Henry Mills Hurd

Henry Mills Hurd (May 3, 1843 – July 19, 1927)[1] was the first director of the Johns Hopkins Hospital and remained in that post for 22 years (1889–1911) following which he was appointed Secretary to the Board of Trustees (1911–1927).

At age fourteen, he entered Knox College but soon moved to the University of Michigan, receiving a Bachelor of Science in 1863.

Johns Hopkins, a Quaker philanthropist in Baltimore, died in 1873, leaving his fortune for the building of a hospital and medical school, stipulating that the two facilities must work together and be devoted to scientific observation, experiment, and personal observation; a new approach to medical training and patient care.

The Johns Hopkins Hospital and Medical School (1893) quickly assumed a leadership role in American medicine.

Hurd was Editor of Publications, producing seventy-two issues of the Bulletin (1899–1906) and sixteen volumes of the Reports.

Hurd will be especially remembered for his Editorship of the monumental four-volume work titled Institutional Care of the Insane in the United States and Canada (1916).

The work was undertaken at the request of the American Medico-Psychological Association by a committee of six asylum superintendents with Hurd as Editor in Chief.
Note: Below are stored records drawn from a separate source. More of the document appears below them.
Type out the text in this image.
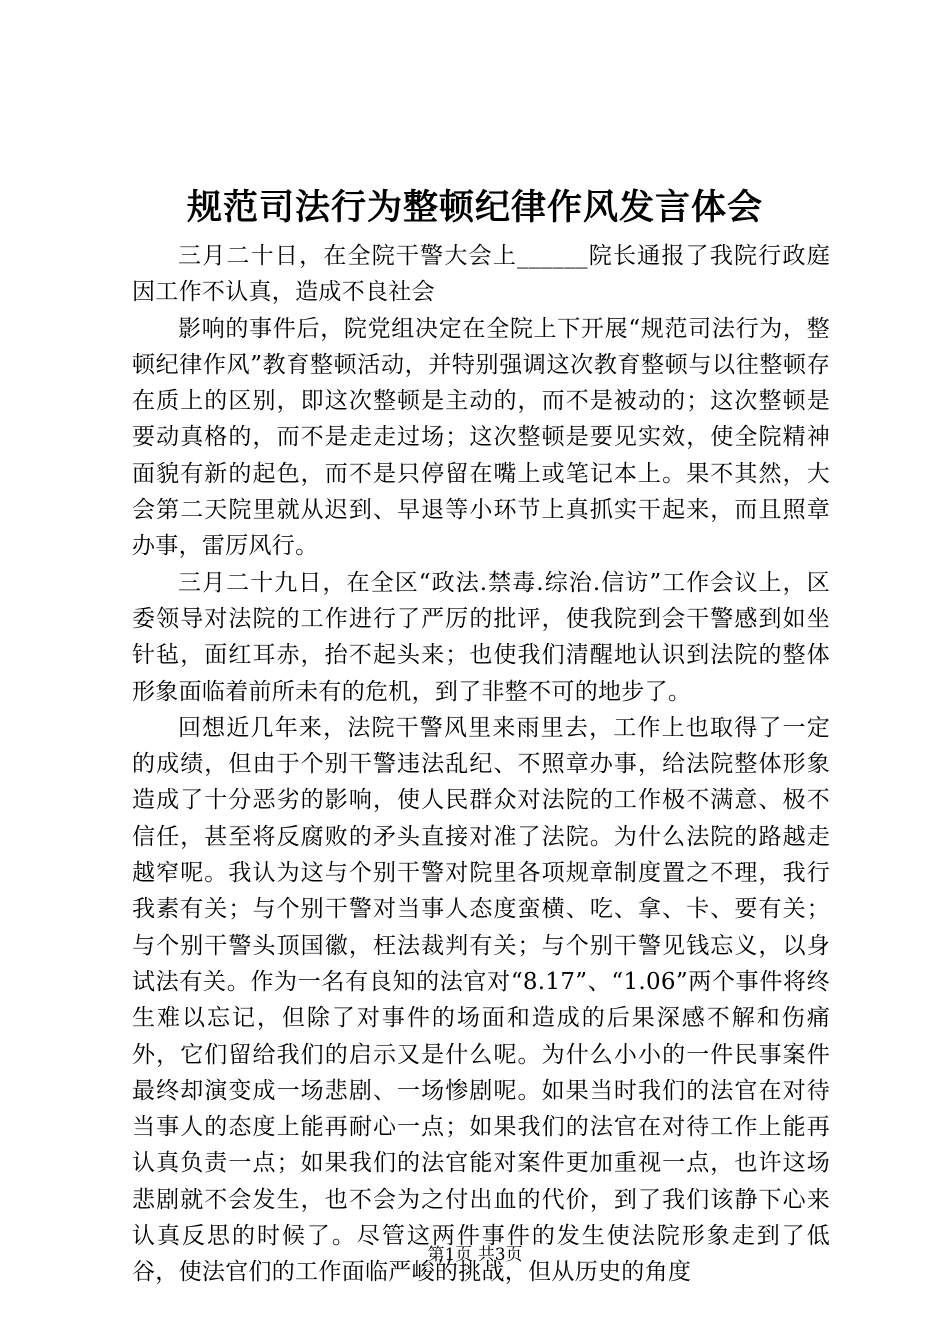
规范司法行为整顿纪律作风发言体会

三月二十日，在全院干警大会上______院长通报了我院行政庭因工作不认真，造成不良社会

影响的事件后，院党组决定在全院上下开展“规范司法行为，整顿纪律作风”教育整顿活动，并特别强调这次教育整顿与以往整顿存在质上的区别，即这次整顿是主动的，而不是被动的；这次整顿是要动真格的，而不是走走过场；这次整顿是要见实效，使全院精神面貌有新的起色，而不是只停留在嘴上或笔记本上。果不其然，大会第二天院里就从迟到、早退等小环节上真抓实干起来，而且照章办事，雷厉风行。

三月二十九日，在全区“政法.禁毒.综治.信访”工作会议上，区委领导对法院的工作进行了严厉的批评，使我院到会干警感到如坐针毡，面红耳赤，抬不起头来；也使我们清醒地认识到法院的整体形象面临着前所未有的危机，到了非整不可的地步了。

回想近几年来，法院干警风里来雨里去，工作上也取得了一定的成绩，但由于个别干警违法乱纪、不照章办事，给法院整体形象造成了十分恶劣的影响，使人民群众对法院的工作极不满意、极不信任，甚至将反腐败的矛头直接对准了法院。为什么法院的路越走越窄呢。我认为这与个别干警对院里各项规章制度置之不理，我行我素有关；与个别干警对当事人态度蛮横、吃、拿、卡、要有关；与个别干警头顶国徽，枉法裁判有关；与个别干警见钱忘义，以身试法有关。作为一名有良知的法官对“8.17”、“1.06”两个事件将终生难以忘记，但除了对事件的场面和造成的后果深感不解和伤痛外，它们留给我们的启示又是什么呢。为什么小小的一件民事案件最终却演变成一场悲剧、一场惨剧呢。如果当时我们的法官在对待当事人的态度上能再耐心一点；如果我们的法官在对待工作上能再认真负责一点；如果我们的法官能对案件更加重视一点，也许这场悲剧就不会发生，也不会为之付出血的代价，到了我们该静下心来认真反思的时候了。尽管这两件事件的发生使法院形象走到了低谷，使法官们的工作面临严峻的挑战，但从历史的角度

第1页 共3页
At the dedication of Hurd Hall in 1932, an addition to the hospital, Judge Henry Harlan, a trustee, said of Hurd, “his statesmanship, tact, kindness, and breadth of vision; his harmonizing influence and generous appreciation and admiration created between Hospital and University a spirit of cooperation and admiration for achievements of the other and marked the relationship of the hospital and medical school.” An associate said of Hurd, “If he had any faults, I’ve forgotten them”.